Kini, Balto mempekerjakan 12 orang di usaha barunya. Dalam seminggu, ia meraup penghasilan sekitar Rp 2 juta dari penjualan sari kelapa. Selain itu, ia mengolah VCO dan sabun.
Dukungan
Balto, Obed, dan Rasyid sama-sama mengharapkan dukungan dari pemerintah agar produksi mereka mendapat izin edar supaya bisa bersaing di pasaran. Mereka ingin menjualnya ke luar daerah, di Maluku ataupun luar Maluku.
Ari Noor, mahasiswa Fakultas Psikologi UGM, terkesan dengan penerimaan masyarakat atas sejumlah program pemberdayaan yang mereka tawarkan. Sebelum ke Maluku Tengah, sebanyak 90 mahasiswa yang ikut dalam program itu mengikuti pembekalan tentang apa yang akan dikerjakan. Mereka berasal dari berbagai latar belakang. ”Dong (mereka) suka dengan hal baru,” ujar Ari menggunakan bahasa Melayu Ambon.
Selain mengolah kelapa, ada mahasiswa yang melatih para ibu untuk membatik. Pelatihan membatik dikoordinasikan oleh Anisa Intan dari Fakultas Ilmu Sosial dan Ilmu Politik. Sebelum ke Maluku, Anisa belajar selama tiga minggu pada perajin batik di Bantul, DI Yogyakarta. Para mahasiswa dan warga sempat kesulitan mendapatkan bahan untuk membatik di Maluku Tengah sehingga harus memesan dari Ambon dan Pulau Jawa.
Purwanto, dosen pembimbing lapangan UGM, mengatakan, tantangan yang dihadapi mahasiswa dalam pendampingan itu adalah menyatukan kekuatan warga yang masih cenderung berjalan sendiri-sendiri. Diperlukan tokoh yang bisa merangkul warga.

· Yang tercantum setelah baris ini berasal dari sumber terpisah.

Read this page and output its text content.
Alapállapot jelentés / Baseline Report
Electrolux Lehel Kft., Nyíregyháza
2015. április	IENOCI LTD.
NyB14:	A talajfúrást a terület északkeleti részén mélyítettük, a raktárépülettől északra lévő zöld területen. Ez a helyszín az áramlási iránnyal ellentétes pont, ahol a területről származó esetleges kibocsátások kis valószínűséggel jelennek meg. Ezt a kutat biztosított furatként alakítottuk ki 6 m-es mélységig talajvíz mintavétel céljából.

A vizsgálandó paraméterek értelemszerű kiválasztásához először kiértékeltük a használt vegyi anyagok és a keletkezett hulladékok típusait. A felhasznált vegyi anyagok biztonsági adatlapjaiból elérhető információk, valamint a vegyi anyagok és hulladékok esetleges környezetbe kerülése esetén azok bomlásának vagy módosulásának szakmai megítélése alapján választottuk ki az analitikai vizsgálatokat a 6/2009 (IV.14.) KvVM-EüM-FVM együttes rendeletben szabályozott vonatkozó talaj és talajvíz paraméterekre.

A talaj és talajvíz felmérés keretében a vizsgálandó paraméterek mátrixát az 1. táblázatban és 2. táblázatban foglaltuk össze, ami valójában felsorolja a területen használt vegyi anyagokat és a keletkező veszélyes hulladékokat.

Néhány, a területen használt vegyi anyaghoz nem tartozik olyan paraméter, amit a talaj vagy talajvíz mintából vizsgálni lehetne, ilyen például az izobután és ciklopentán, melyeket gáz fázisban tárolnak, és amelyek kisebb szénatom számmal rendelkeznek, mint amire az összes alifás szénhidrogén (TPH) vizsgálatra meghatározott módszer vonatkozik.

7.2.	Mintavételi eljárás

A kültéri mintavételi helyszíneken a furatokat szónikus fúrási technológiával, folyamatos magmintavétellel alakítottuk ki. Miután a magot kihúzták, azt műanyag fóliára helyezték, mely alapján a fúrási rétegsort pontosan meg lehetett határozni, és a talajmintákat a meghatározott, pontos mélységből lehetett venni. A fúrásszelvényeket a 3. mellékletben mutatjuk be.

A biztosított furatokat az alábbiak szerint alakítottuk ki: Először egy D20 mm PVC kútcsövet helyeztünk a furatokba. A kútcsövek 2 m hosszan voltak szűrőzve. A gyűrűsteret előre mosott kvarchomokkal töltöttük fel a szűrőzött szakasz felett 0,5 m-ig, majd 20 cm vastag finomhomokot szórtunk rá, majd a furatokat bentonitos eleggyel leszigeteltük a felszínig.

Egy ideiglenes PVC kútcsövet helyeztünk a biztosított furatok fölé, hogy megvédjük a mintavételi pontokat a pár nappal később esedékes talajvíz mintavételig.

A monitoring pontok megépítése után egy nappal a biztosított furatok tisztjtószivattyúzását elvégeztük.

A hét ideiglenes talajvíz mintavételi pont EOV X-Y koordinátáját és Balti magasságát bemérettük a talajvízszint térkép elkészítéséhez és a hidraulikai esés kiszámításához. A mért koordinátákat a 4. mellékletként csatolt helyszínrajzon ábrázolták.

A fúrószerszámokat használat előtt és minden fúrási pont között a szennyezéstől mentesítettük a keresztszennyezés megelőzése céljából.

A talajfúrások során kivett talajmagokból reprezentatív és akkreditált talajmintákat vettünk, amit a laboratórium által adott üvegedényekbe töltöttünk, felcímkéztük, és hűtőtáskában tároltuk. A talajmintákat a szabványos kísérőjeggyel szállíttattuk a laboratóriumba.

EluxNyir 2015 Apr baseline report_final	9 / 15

Kendati demikian, Purwanto meyakini banyak warga memiliki visi untuk maju lewat usaha kecil, terutama untuk pengolahan kelapa. Kehadiran mahasiswa telah membuka mata masyarakat dan pemerintah setempat tentang besarnya potensi daerah yang bisa diolah menjadi produk bernilai ekonomi lebih tinggi.
Bupati Maluku Tengah Abua Tuasikal menyatakan keinginan agar kerja sama dengan UGM berlanjut.
Namun, tak kalah penting adalah pendampingan berkelanjutan dan penguatan modal dari pemerintah.